As Harper and Cass look on in horror, Mother shows off her new Orphans, all wearing David Cain’s uniform. Taking a flute of champagne, Mother uses the cup to press the button launching the New World.

 

In Depth: Genevieve Valentine, writer for a year on Catwoman and previous scripter for issues #7 and 8 of this weekly, returns for the first part of her closing arc with a strong showing. While not nearly as showy as Tim Seeley’s final issue, this week’s offering provides careful scripting and solid art that sets up a moody, tense story.

 

Fernando Blanco also returns, providing several moments that complement Valentine’s sharp writing perfectly. His art is colder than Roge Antonio’s work two weeks ago, but no less engaging – there’s a chilly beauty to the credits splash page, having abandoned the “two people flying across the top” motif – just two panoramic panels, blue and red, with laconic, evocative captions capturing the despair of the moment.  The simple repeated panel structure of Cassandra attempting to reconnect with Harper, and the gorgeous reflection of Cass in the plane window set the despairing, knife-edged emotional tone.

 

The character designs also shine – Mother’s maniac control, Cassandra and Harper’s defeat, and the four Robins and their uniforms all stand out in clean, crisp renderings. We also see Mother’s Arctic base for the first time since the brief glimpse Tony Daniel showed in the 8-page preview. The triangular structure hints at the exciting confrontation to come, in a James Bond villain kind of exotic, impractical but awesome way.

 

Even beyond the razor-edged dialogue (much better balanced than Valentine’s previous arc, where it too often fell into gratuitous nastiness between heroic characters) demonstrates the kind of careful construction we expect from a James Tynion-led effort. Just as the motif of the hug winds its way through the emotional journey of issue #13, so a couple of moments repeat themselves here for very effective emotional impact. Batman’s injunction to Damian in the flashback of training about sacrificing footing only for an attack you’re willing to die to accomplish appears in Dick’s mouth in the present, showing the consistency of Bruce’s vision of preserving your life until it’s worth giving up for something greater.
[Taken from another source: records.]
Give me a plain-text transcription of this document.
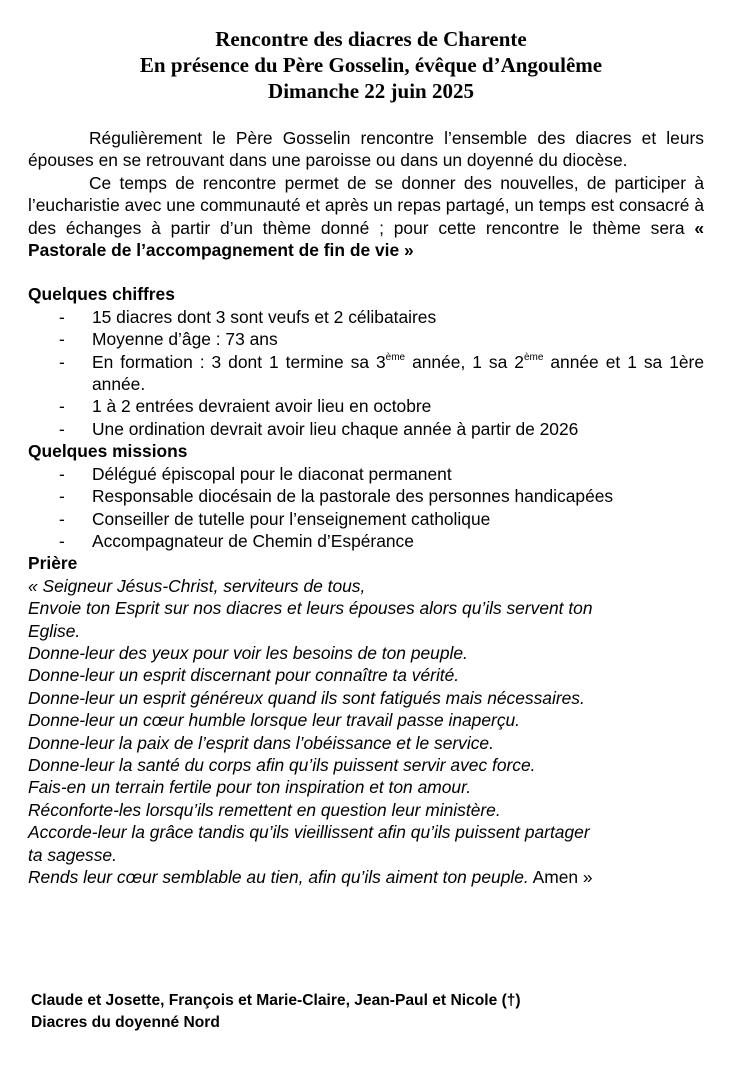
Rencontre des diacres de Charente
En présence du Père Gosselin, évêque d’Angoulême
Dimanche 22 juin 2025

Régulièrement le Père Gosselin rencontre l’ensemble des diacres et leurs épouses en se retrouvant dans une paroisse ou dans un doyenné du diocèse.

Ce temps de rencontre permet de se donner des nouvelles, de participer à l’eucharistie avec une communauté et après un repas partagé, un temps est consacré à des échanges à partir d’un thème donné ; pour cette rencontre le thème sera « Pastorale de l’accompagnement de fin de vie »

Quelques chiffres

- 15 diacres dont 3 sont veufs et 2 célibataires
- Moyenne d’âge : 73 ans
- En formation : 3 dont 1 termine sa 3ème année, 1 sa 2ème année et 1 sa 1ère année.
- 1 à 2 entrées devraient avoir lieu en octobre
- Une ordination devrait avoir lieu chaque année à partir de 2026

Quelques missions

- Délégué épiscopal pour le diaconat permanent
- Responsable diocésain de la pastorale des personnes handicapées
- Conseiller de tutelle pour l’enseignement catholique
- Accompagnateur de Chemin d’Espérance

Prière

« Seigneur Jésus-Christ, serviteurs de tous,
Envoie ton Esprit sur nos diacres et leurs épouses alors qu’ils servent ton
Eglise.
Donne-leur des yeux pour voir les besoins de ton peuple.
Donne-leur un esprit discernant pour connaître ta vérité.
Donne-leur un esprit généreux quand ils sont fatigués mais nécessaires.
Donne-leur un cœur humble lorsque leur travail passe inaperçu.
Donne-leur la paix de l’esprit dans l’obéissance et le service.
Donne-leur la santé du corps afin qu’ils puissent servir avec force.
Fais-en un terrain fertile pour ton inspiration et ton amour.
Réconforte-les lorsqu’ils remettent en question leur ministère.
Accorde-leur la grâce tandis qu’ils vieillissent afin qu’ils puissent partager
ta sagesse.
Rends leur cœur semblable au tien, afin qu’ils aiment ton peuple. Amen »
Claude et Josette, François et Marie-Claire, Jean-Paul et Nicole (†)
Diacres du doyenné Nord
Damian’s speech to the other Robins, though decried by some fans, is a powerful one, reminding us that even though Batman often fails, it’s his ideals and the ideal he represents – never giving up fighting evil and trying to bring harmony to Gotham City – that make him the hero beloved by so many.

 

One last note – I find it kind of funny, but also kind of sad, that just as Cluemaster was unceremoniously killed by throat-slitting in the first Eternal series, so here the main female character reintroduced, this time Cassandra Cain, loses her father to the bigger Bad by the same action. While both deaths were satisfactory and necessitated by the story structure chosen by the writing team (Batman’s identity revealed, David Cain’s total sadism and lack of care for his daughter), it does make me worry about Cassandra’s future (even putting aside the complete question mark of Rebirth). Stephanie Brown has struggled to find a home without the continued narrative urgency of a living supervillain father in the year following the end of Eternal, and Cassandra will likely have the same problem in the year to come unless someone is smart enough to write her next story.

 

Pick up/Pass? Valentine and Blanco have crafted an excellent story that is well worth picking up.

 

In Conclusion: Valentine sets up the end of her arc with dark poetry, portraying the connection between the Robins and the depravity of Mother.